Different learning rates/hyper-parameters for every element of a tensor

tumble-weed · November 3, 2018, 4:05am

I wanted to try out different sets of optimizer hyperparameters for each element of a tensor. I tried the following but I am getting a non-leaf tensor error, possibly because I am indexing the tensor:

y = torch.ones(3)
y.requires_grad_()
print(y)
opt2 = torch.optim.SGD([{'params':[y[0]],'lr':0.1},{'params':[y[1]],'lr':1},{'params':[y[2]],'lr':10}])
loss2 = y.sum()
opt2.zero_grad()
loss2.backward()
opt2.step()
print(y)

ValueError Traceback (most recent call last)
in ()
2 y.requires_grad_()
3 print(y)
----> 4 opt2 = torch.optim.SGD([{‘params’:[y[0]],‘lr’:0.1},{‘params’:[y[1]],‘lr’:1},{‘params’:[y[2]],‘lr’:10}])
5 loss2 = y.sum()
6 opt2.zero_grad()

/usr/local/lib/python3.6/dist-packages/torch/optim/sgd.py in init(self, params, lr, momentum, dampening, weight_decay, nesterov)
62 if nesterov and (momentum <= 0 or dampening != 0):
63 raise ValueError(“Nesterov momentum requires a momentum and zero dampening”)
—> 64 super(SGD, self).init(params, defaults)
65
66 def setstate(self, state):

/usr/local/lib/python3.6/dist-packages/torch/optim/optimizer.py in init(self, params, defaults)
41
42 for param_group in param_groups:
—> 43 self.add_param_group(param_group)
44
45 def getstate(self):

/usr/local/lib/python3.6/dist-packages/torch/optim/optimizer.py in add_param_group(self, param_group)
191 "but one of the params is " + torch.typename(param))
192 if not param.is_leaf:
→ 193 raise ValueError(“can’t optimize a non-leaf Tensor”)
194
195 for name, default in self.defaults.items():

ValueError: can’t optimize a non-leaf Tensor

albanD · November 4, 2018, 1:00pm

Hi,

When you do y[0], the Tensor you get is not a leaf tensor anymore.
Remember a leaf Tensor is one that you created with required_grad=True (and so is not the result of an operation).
You can only optimize leaf Tensors.

If you want to use builint optimizers, you will need to create one Tensor for every parameter and combine them during the forward pass:

# Create like this
y0 = torch.ones(1, requires_grad=True)
y1 = torch.ones(1, requires_grad=True)
y2 = torch.ones(1, requires_grad=True)

opt2 = torch.optim.SGD([{'params':[y0],'lr':0.1},{'params':[y1],'lr':1},{'params':[y2],'lr':10}])

# During the forward pass:
y = torch.cat([y0, y1, y2], 0)
# The rest of your forward

tumble-weed · November 4, 2018, 1:29pm

i tried the snippet i am pasting and i think i will have to execute a stack or cat after each optimizer.step call.
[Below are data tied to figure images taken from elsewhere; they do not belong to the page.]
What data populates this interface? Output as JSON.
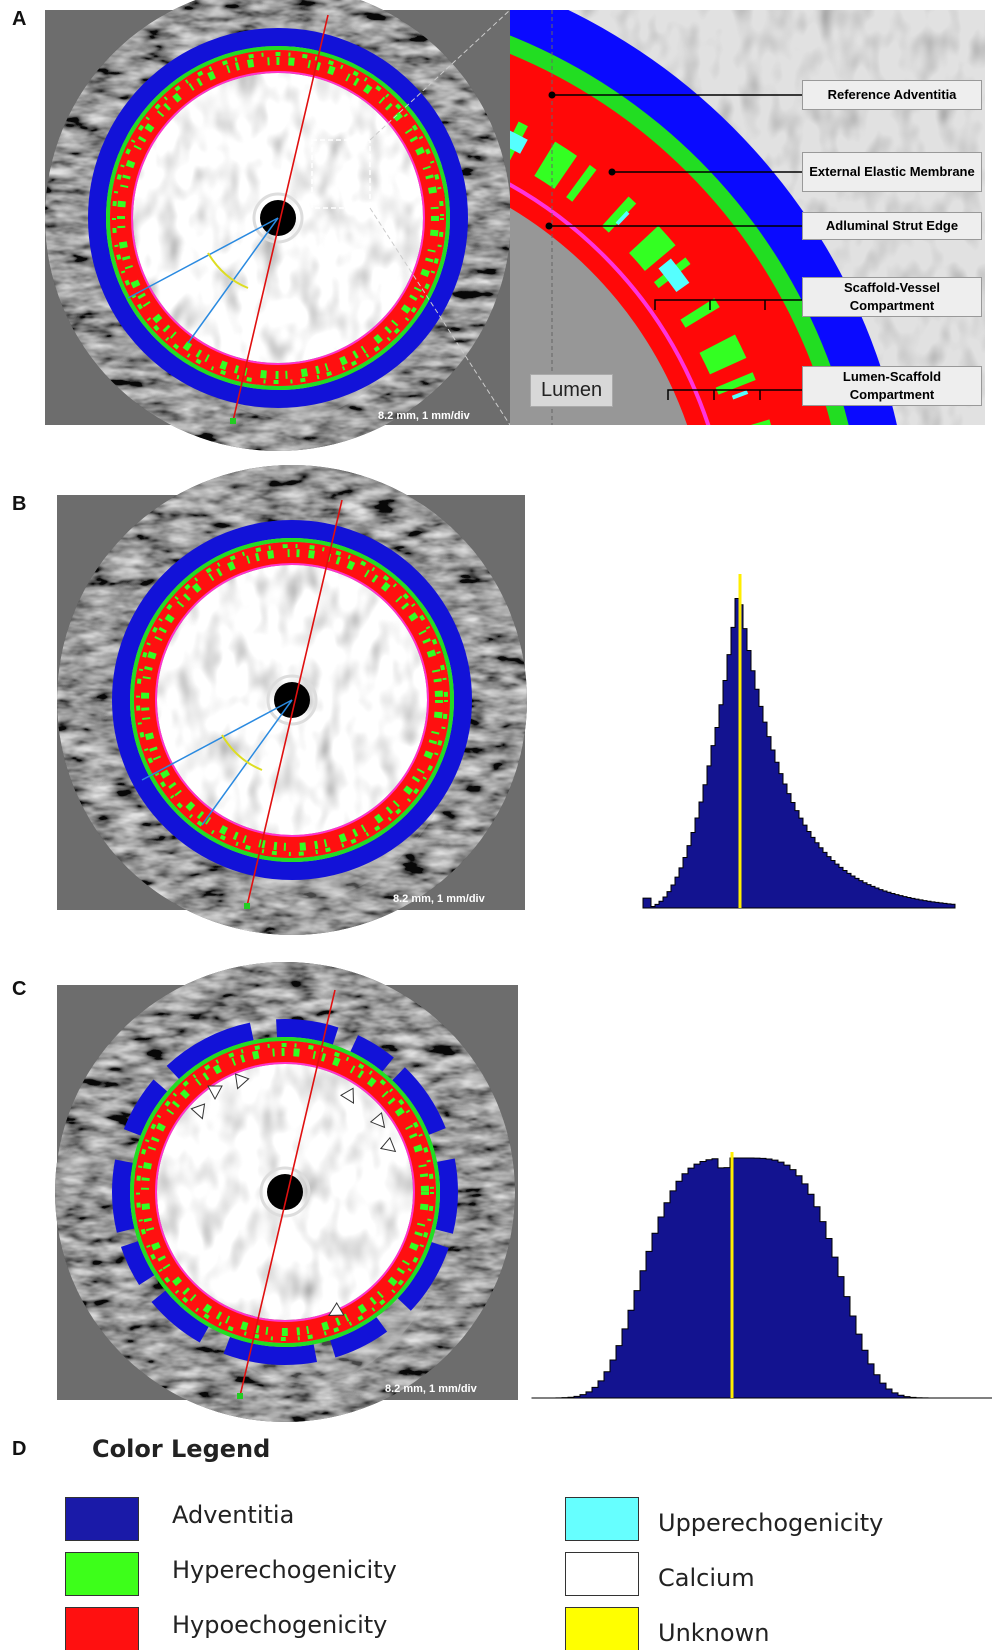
{
  "panels": [
    {
      "label": "A",
      "scale_text": "8.2 mm, 1 mm/div",
      "annotations": [
        "Reference Adventitia",
        "External Elastic Membrane",
        "Adluminal Strut Edge",
        "Scaffold-Vessel Compartment",
        "Lumen-Scaffold Compartment"
      ],
      "lumen_label": "Lumen"
    },
    {
      "label": "B",
      "scale_text": "8.2 mm, 1 mm/div"
    },
    {
      "label": "C",
      "scale_text": "8.2 mm, 1 mm/div"
    }
  ],
  "legend": {
    "label": "D",
    "title": "Color Legend",
    "items": [
      {
        "name": "Adventitia",
        "color": "#1a1aa8"
      },
      {
        "name": "Hyperechogenicity",
        "color": "#3dff1a"
      },
      {
        "name": "Hypoechogenicity",
        "color": "#ff1010"
      },
      {
        "name": "Upperechogenicity",
        "color": "#66ffff"
      },
      {
        "name": "Calcium",
        "color": "#ffffff"
      },
      {
        "name": "Unknown",
        "color": "#ffff00"
      }
    ]
  }
}
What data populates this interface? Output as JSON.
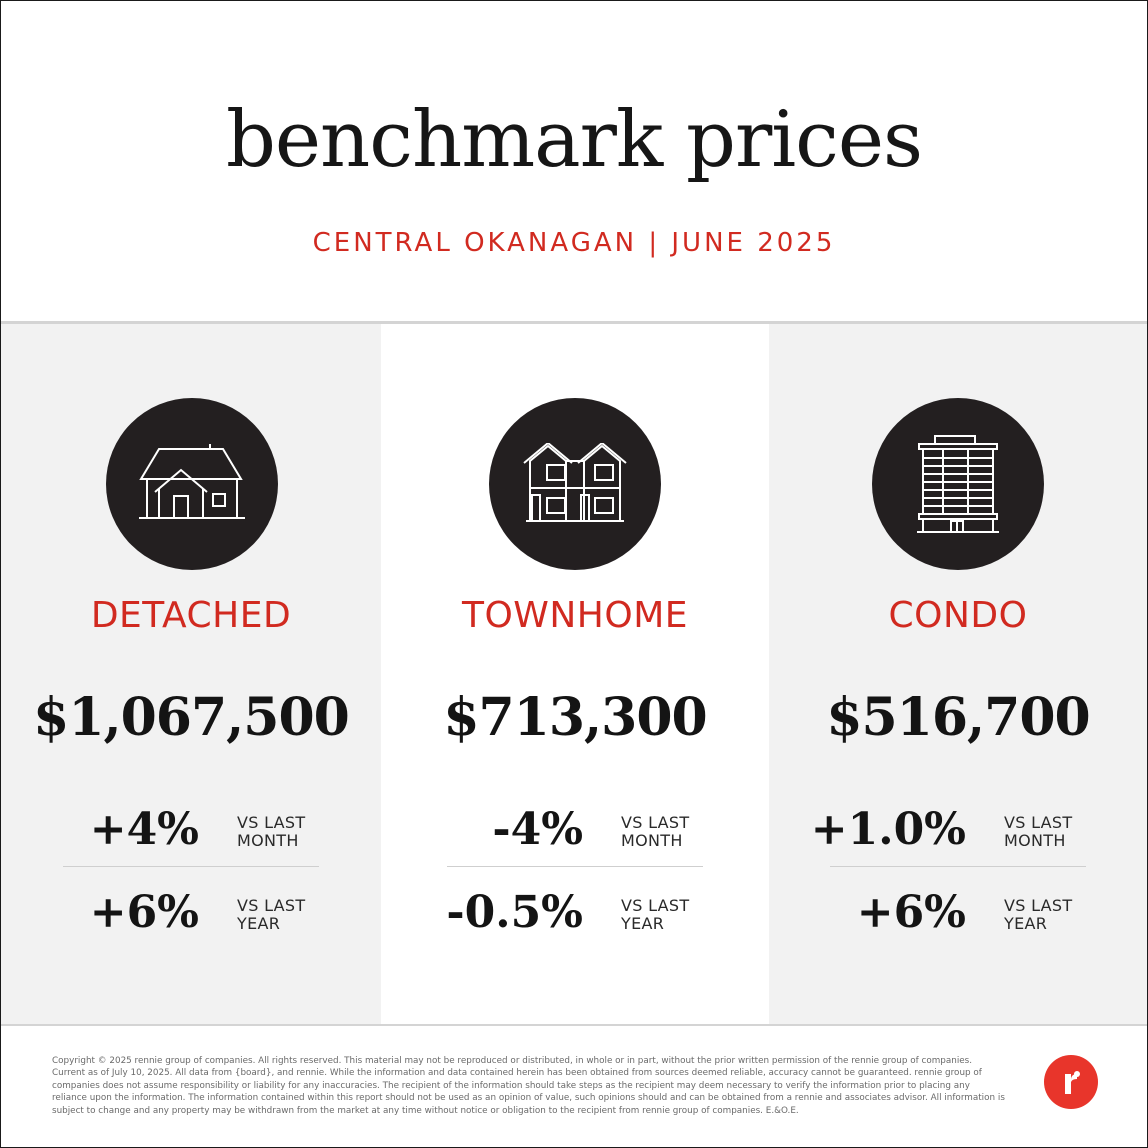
{
  "header": {
    "title": "benchmark prices",
    "subtitle": "CENTRAL OKANAGAN | JUNE 2025"
  },
  "colors": {
    "accent": "#d12a20",
    "icon_circle": "#231f20",
    "logo": "#e8352b"
  },
  "categories": [
    {
      "label": "DETACHED",
      "icon": "detached-house-icon",
      "price": "$1,067,500",
      "month_change": "+4%",
      "month_label": "VS LAST MONTH",
      "year_change": "+6%",
      "year_label": "VS LAST YEAR"
    },
    {
      "label": "TOWNHOME",
      "icon": "townhome-icon",
      "price": "$713,300",
      "month_change": "-4%",
      "month_label": "VS LAST MONTH",
      "year_change": "-0.5%",
      "year_label": "VS LAST YEAR"
    },
    {
      "label": "CONDO",
      "icon": "condo-building-icon",
      "price": "$516,700",
      "month_change": "+1.0%",
      "month_label": "VS LAST MONTH",
      "year_change": "+6%",
      "year_label": "VS LAST YEAR"
    }
  ],
  "footer": {
    "disclaimer": "Copyright © 2025 rennie group of companies. All rights reserved. This material may not be reproduced or distributed, in whole or in part, without the prior written permission of the rennie group of companies. Current as of July 10, 2025. All data from {board}, and rennie. While the information and data contained herein has been obtained from sources deemed reliable, accuracy cannot be guaranteed. rennie group of companies does not assume responsibility or liability for any inaccuracies. The recipient of the information should take steps as the recipient may deem necessary to verify the information prior to placing any reliance upon the information. The information contained within this report should not be used as an opinion of value, such opinions should and can be obtained from a rennie and associates advisor. All information is subject to change and any property may be withdrawn from the market at any time without notice or obligation to the recipient from rennie group of companies. E.&O.E.",
    "logo_icon": "rennie-logo-icon"
  }
}
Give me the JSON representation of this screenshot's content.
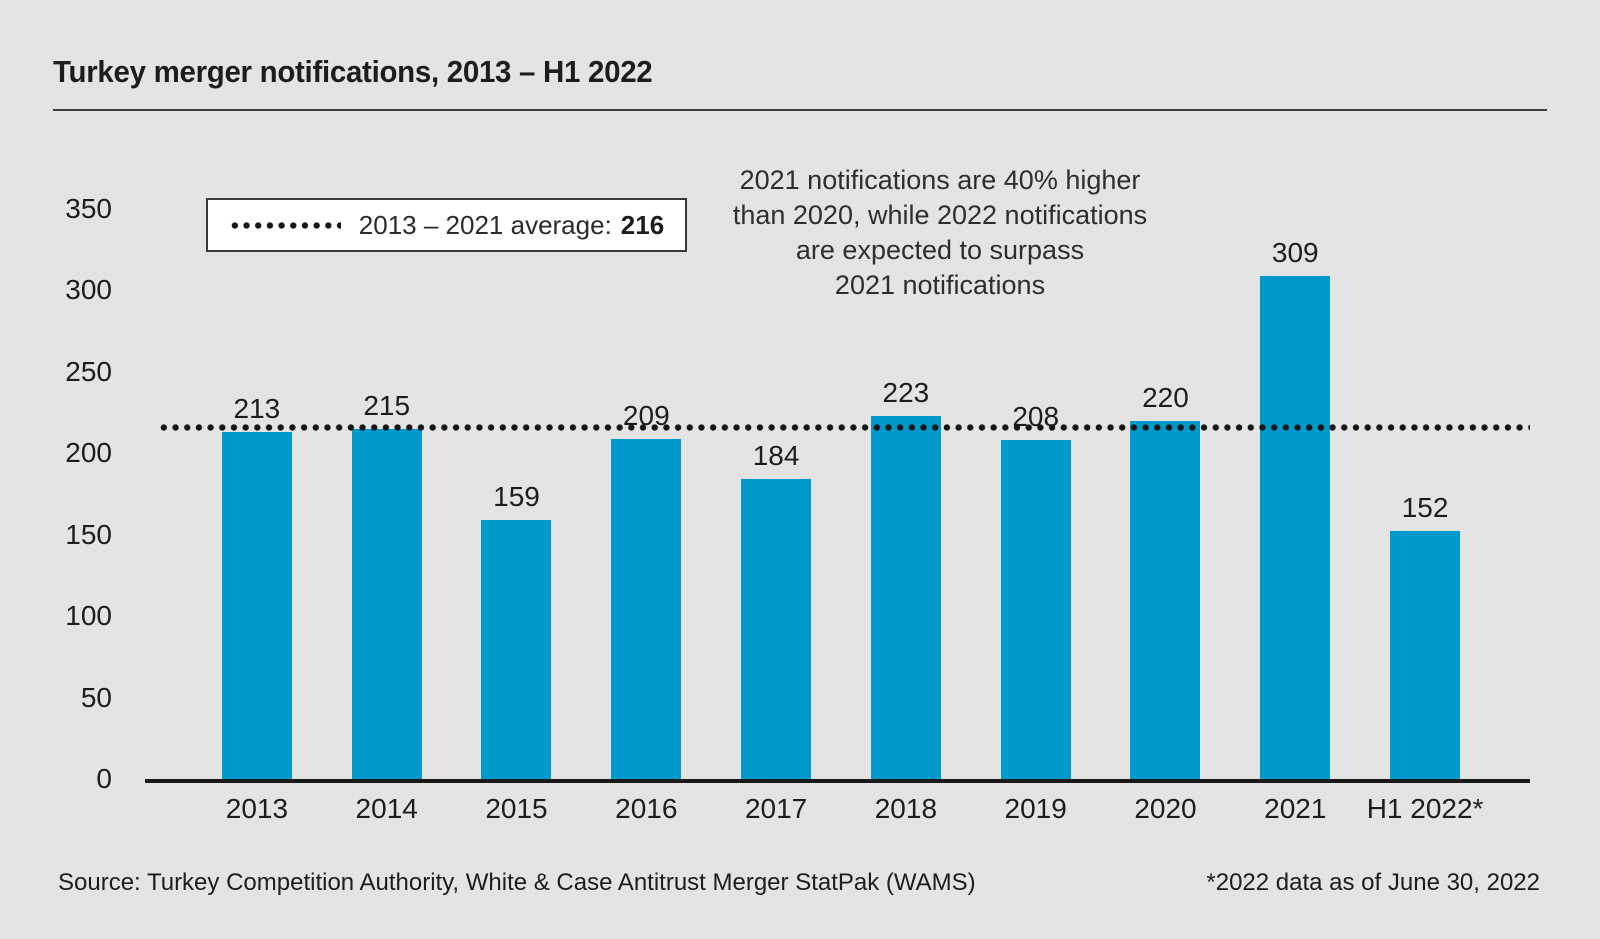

In the snippet below the changes in the leaf tensors dont seem to be communicated to the cat/stack, while changes to the stack/cat are communicated to the leaf:

a = torch.randn(1,2)
b = torch.randn(1,2)
c = torch.cat([a,b],0)

print(a)
a.data = a.data+1
print(a)
print('*'*50)
print(c)
print('\n\n')
c.data[0,:] = c.data[0,:] *10
print(c,a)

tensor([[ 0.5121, -0.8800]])
tensor([[1.5121, 0.1200]])
**************************************************
tensor([[ 0.5121, -0.8800],
[-0.6470, 0.2288]])

tensor([[ 5.1207, -8.7999],
[-0.6470, 0.2288]]) tensor([[1.5121, 0.1200]])

albanD · November 5, 2018, 10:21am

Hi,

As I said, you will need to run cat for each forward pass.

The changes are never “communicated” to the input of cat or stack, these are out of place operations.
The weird behavior you see when you print a in the end is just because you changed a first.